むし歯は一歯単位で進行していくのに対し、歯周病の場合は一歯単位の場合もあれば、全体的に病状が進行する場合があります。
一気に歯が何歯もぐらついてきて数本同時に失う、ということも少なくありません。
そのため、歯を失うショックは歯周病の場合が大きいです。

歯周病に関して気をつけること

歯周病はサイレントディジーズ(静かに進行する病気)とよく呼ばれます。
これは痛みなどの症状をほとんど出さずに進行していくことが多いためです。
特に、小さい頃からむし歯にかかったことがなく、ほとんど歯医者のお世話にもなったことがないというのが自慢だ、という人ほど歯周病が進行してしまっていることがあり要注意です。
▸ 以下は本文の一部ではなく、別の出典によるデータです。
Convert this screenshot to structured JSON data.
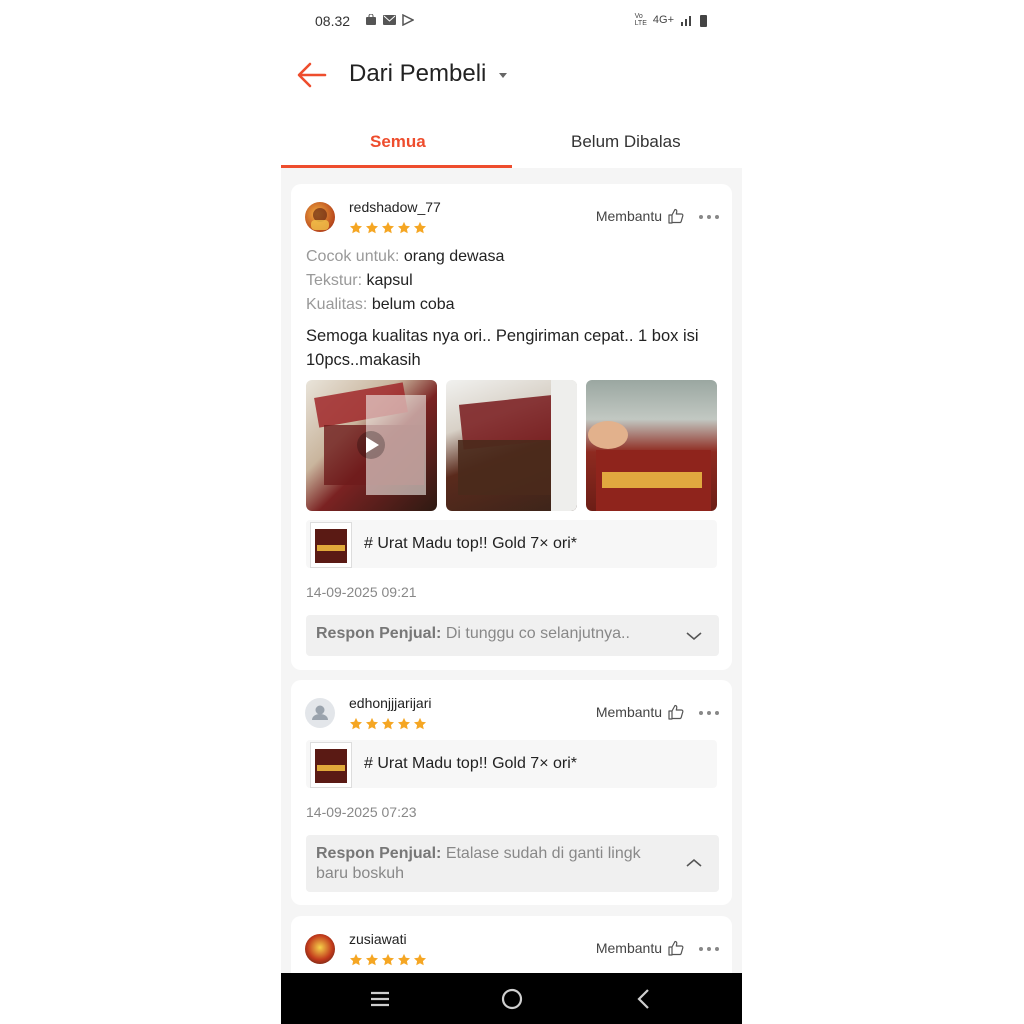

むし歯と歯周病は全く別ものであり、むし歯にかかったことがないからといって歯周病にかからない、ということでは全くありません。
歯周病は放置しておいて進行すると怖い病気ですが、早いうちからきちんと対処、予防していけば発症させない、または進行させないようにすることが十分可能な病気でもあります。
全身の健康を守るためにも、ぜひ定期的に歯科医院に検診やメインテナンスで通院し、歯周病ケアを しっかりと行っていきましょう。